As mentioned previously, the metabolic syndrome of obesity will lead to a prothrombotic state and an awareness of the thromboembolic predisposition of obese surgical patients will allow the surgeon to take appropriate steps in an attempt to prevent deep venous thrombosis. Unfortunately, trying to prevent thromboembolic complications in obese surgical patients can be difficult at best. First of all, many of the mechanical devices are not designed to fit obese patients [10]. Most obese patients cannot wear sequential compression devices for the calves and thighs as well as TEDs™. Sequential compression devices for the feet are more easily applied to the obese patient, but their efficacy is unknown. More recently, low molecular weight heparin has become the standard thromboembolic prevention tool in surgical patients, using either a daily or twice daily weight-based dose. As low molecular weight heparins become more well understood, it appears "standard" dosing regimens are not appropriate for obese individuals, and higher doses may be required in obese surgical patients in order to achieve therapeutic anti-Xa levels [35, 36].

When dosing medications in the ICU the appropriate weight for dosing can vary significantly depending on the medication. Consultation with an ICU pharmacist is essential to determine whether actual body weight, adjusted or dosing body weight, or ideal body weight should be used to dose a particular medication [3]. When considering nutritional needs of the critically ill or injured obese patient, the surgeon must be aware of the paradoxical response of obese individuals who experience metabolic stress. Rather than using abundant fat stores, obese patients will preferentially metabolize protein during the stressed state [37]. This counterintuitive metabolic response by critically ill obese patients will influence nutritional decisions in the ICU.

Conclusion

A great deal more research is needed to investigate the influence obesity imparts on the care of trauma and emergency surgery patients.

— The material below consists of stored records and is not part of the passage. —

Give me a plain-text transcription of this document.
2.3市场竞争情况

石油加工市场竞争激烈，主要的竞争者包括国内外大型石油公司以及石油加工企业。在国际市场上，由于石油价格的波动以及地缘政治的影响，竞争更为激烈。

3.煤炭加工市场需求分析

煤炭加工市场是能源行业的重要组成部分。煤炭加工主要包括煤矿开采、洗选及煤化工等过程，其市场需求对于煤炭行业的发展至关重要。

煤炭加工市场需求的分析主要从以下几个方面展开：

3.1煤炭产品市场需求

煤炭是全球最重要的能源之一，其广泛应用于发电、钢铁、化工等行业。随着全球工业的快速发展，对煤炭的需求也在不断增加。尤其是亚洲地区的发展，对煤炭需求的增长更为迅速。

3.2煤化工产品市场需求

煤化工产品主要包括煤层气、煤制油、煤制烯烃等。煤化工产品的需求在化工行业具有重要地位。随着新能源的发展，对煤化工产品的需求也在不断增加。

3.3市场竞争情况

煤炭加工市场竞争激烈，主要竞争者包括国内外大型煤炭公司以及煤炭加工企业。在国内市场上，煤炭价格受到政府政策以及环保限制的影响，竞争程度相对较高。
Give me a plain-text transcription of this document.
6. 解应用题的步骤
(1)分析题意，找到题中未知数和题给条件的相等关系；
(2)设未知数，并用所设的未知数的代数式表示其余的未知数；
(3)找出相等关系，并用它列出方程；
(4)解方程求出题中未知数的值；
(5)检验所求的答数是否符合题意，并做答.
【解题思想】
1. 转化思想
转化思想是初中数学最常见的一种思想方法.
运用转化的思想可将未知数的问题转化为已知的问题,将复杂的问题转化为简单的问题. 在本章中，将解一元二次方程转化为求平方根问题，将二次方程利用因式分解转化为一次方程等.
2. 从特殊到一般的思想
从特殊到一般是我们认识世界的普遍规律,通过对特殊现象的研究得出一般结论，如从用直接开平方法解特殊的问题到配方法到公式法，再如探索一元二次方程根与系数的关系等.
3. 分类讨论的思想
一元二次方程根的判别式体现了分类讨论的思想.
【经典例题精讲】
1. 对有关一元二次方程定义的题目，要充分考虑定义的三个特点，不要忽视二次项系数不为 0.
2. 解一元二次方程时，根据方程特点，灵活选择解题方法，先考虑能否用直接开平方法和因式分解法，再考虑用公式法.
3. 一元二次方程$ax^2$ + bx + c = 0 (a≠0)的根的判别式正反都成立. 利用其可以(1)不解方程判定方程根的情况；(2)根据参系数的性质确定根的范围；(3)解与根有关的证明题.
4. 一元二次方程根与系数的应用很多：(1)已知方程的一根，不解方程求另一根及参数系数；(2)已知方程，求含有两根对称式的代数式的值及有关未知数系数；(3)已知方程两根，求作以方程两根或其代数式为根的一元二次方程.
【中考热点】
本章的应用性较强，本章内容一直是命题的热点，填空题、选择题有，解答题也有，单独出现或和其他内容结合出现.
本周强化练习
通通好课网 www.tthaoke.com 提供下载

However, a few reasonable conclusions can be drawn from the currently available literature. Obese blunt trauma patients sustain different injuries than lean patients. In particular, obese patients suffer fewer and less severe head injuries and more thoracic and extremity injuries. Despite fewer head injuries, obesity seems to impart an adverse effect on outcomes after injury. Obesity presents a diagnostic challenge fort the emergency surgeon. With the exception of colorectal procedures, laparoscopy appears to be the treatment of choice for obese patients with common surgical diseases such as appendicitis and cholecystitis. Following general surgery procedures, obese patients are at higher risk of postoperative infections. Obese surgical patients admitted to the ICU will present unique challenges for the surgeon with regards to airway management and mechanical ventilation, and pulmonary morbidity is to be expected. As part of the metabolic syndrome, the obese surgical patients present in a hypercoagulable state. Every effort should be made to prevent thromboembolic complications in this high-risk population, and for obese patients the prevention strategy should include higher doses of low molecular weight heparin and monitoring of anti-Xa levels. Particular attention should be paid during pharmacological and nutritional decisions when dealing with obese surgical ICU patients, as they require more sophisticated adjustments based on weight and degree of illness.